Popularisé par la K-pop. Émerge aussi la smog couture : de plus en plus fashion, les masques viennent parfois du Japon, où là aussi la conscience de la pollution a émergé très tôt, rappelle Ken Daimaru : « C’est au Japon, dans les années 1920, qu’a lieu le premier procès au monde contre une entreprise pollueuse. Dans les années 1950, le pays a été traumatisé par l’intoxication au mercure dans la baie de Minamata. » Les Chinois commandent une partie de leurs masques à des entreprises japonaises, censées fournir du matériel plus performant. « Au début de la crise du Covid-19, des municipalités japonaises ont envoyé leurs masques aux villes chinoises qui en manquaient. Mais ces derniers jours, Pékin a fait savoir que ces villes avaient renvoyé au Japon dix fois plus de masques et de meilleure qualité ! »
En Corée du Sud, le port du masque a aussi été popularisé par les groupes de K-pop, adulés par la population, surtout jeune. Filmés, suivis au quotidien, ils posent souvent avec des masques et donnent l’exemple. « Les Sud-Coréens ont innové en popularisant le port du masque noir », précise Justine Rochot.

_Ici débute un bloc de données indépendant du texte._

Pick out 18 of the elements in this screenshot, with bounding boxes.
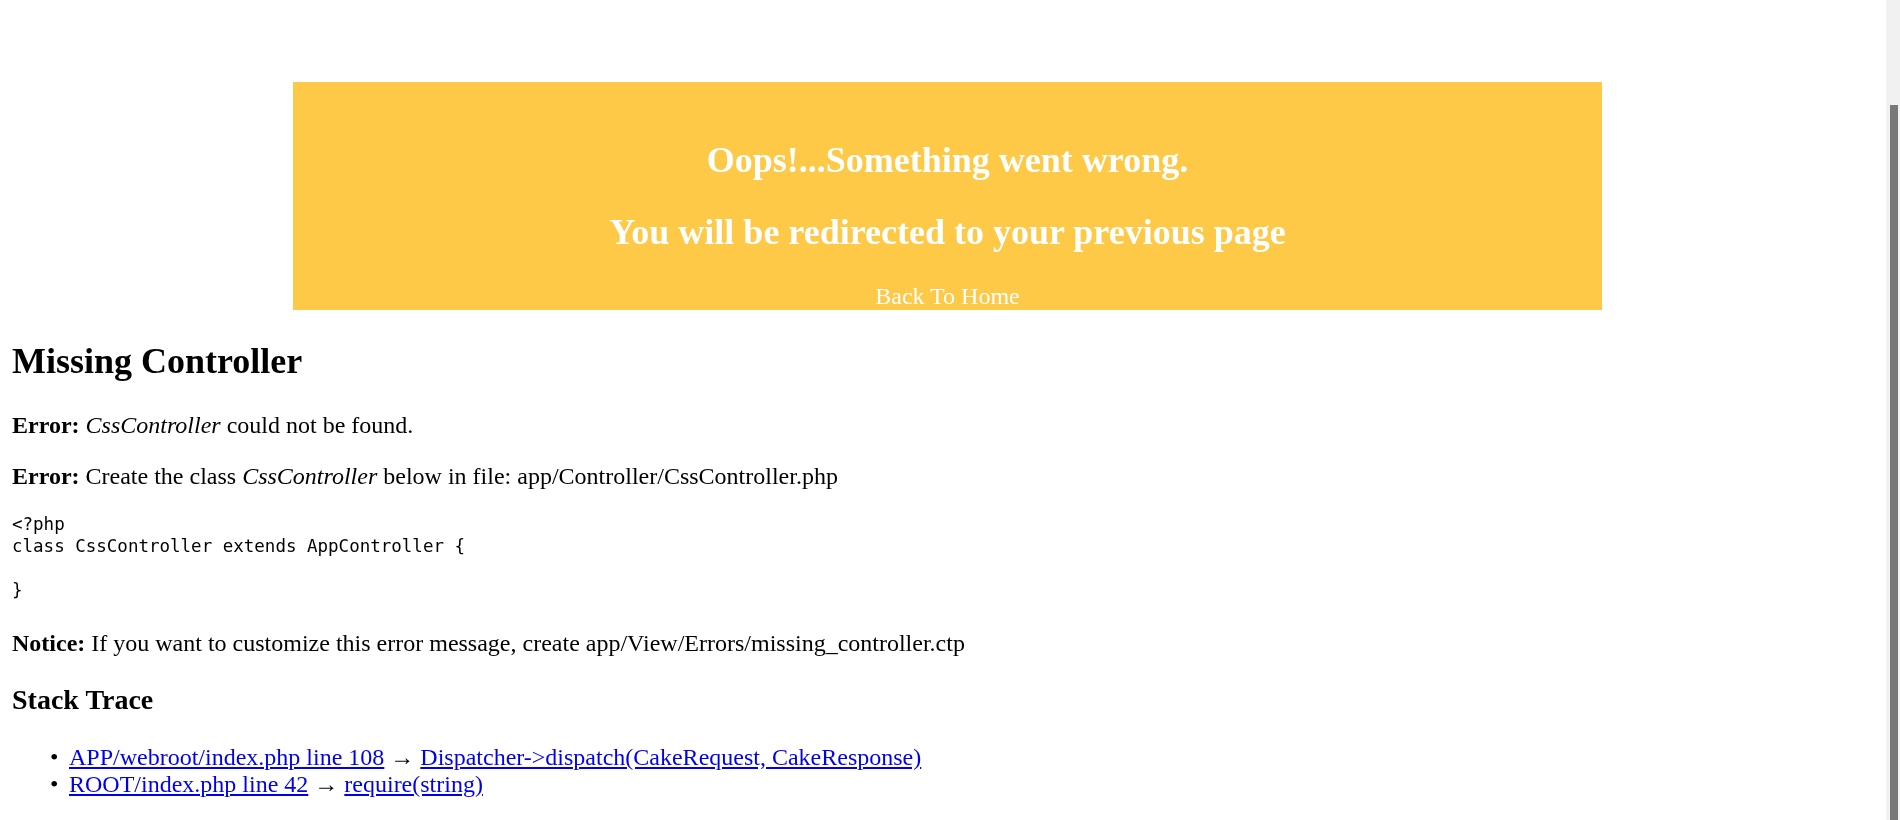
call-link[interactable]: Dispatcher->dispatch(CakeRequest, CakeResponse) bbox=[420, 744, 922, 771]
scrollbar-thumb[interactable] bbox=[1890, 105, 1898, 820]
file-link[interactable]: ROOT/index.php line 42 bbox=[69, 771, 309, 798]
bullet-marker: • bbox=[50, 771, 60, 798]
error-message: Error: Create the class CssController below in file: app/Controller/CssController.php bbox=[12, 462, 839, 490]
file-link[interactable]: APP/webroot/index.php line 108 bbox=[69, 744, 385, 771]
banner-subtitle: You will be redirected to your previous page bbox=[609, 211, 1286, 253]
code-text: <?php class CssController extends AppController { } bbox=[12, 513, 467, 601]
arrow-separator: → bbox=[314, 771, 339, 798]
bullet-marker: • bbox=[50, 744, 60, 771]
call-link[interactable]: require(string) bbox=[344, 771, 483, 798]
banner-title: Oops!...Something went wrong. bbox=[706, 139, 1189, 181]
error-message: Error: CssController could not be found. bbox=[12, 411, 415, 439]
section-heading: Stack Trace bbox=[12, 684, 155, 716]
arrow-separator: → bbox=[390, 744, 415, 771]
scrollbar[interactable] bbox=[1886, 0, 1900, 820]
notice-message: Notice: If you want to customize this error message, create app/View/Errors/missing_controller.ctp bbox=[12, 629, 966, 657]
page-heading: Missing Controller bbox=[12, 340, 304, 382]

À Taïwan, dès la mi-janvier, le gouvernement en a interdit l’exportation et son utilisation est régulée grâce au numéro de sécurité sociale. « Deux par adulte par semaine, cinq pour les enfants. Mais le chiffre vient d’être revu à la hausse. »
L’Histoire ne manque pas d’ironie. Avec la pandémie, on a quelque peu oublié les émeutes de Hongkong contre la Chine. Or, juste avant leur déclenchement, le gouvernement prévoyait de voter une loi contre le port du masque, si souvent utilisé lors des manifestations. Loi reportée sine die. Par ailleurs, Frédéric Keck rappelle les réactions des Chinois devant les images à la télé des Européens qui n’en portent pas, malgré l’épidémie : « Ils ne comprennent pas. Le masque est le symbole de la modernité. Ils pensaient que les Européens étaient modernes. »« Masques noirs, masques blanc-et-noir… » disait Senghor. Masques jaunes ? Avec cette pandémie, nous redécouvrons, tardivement, un objet venu de notre continent.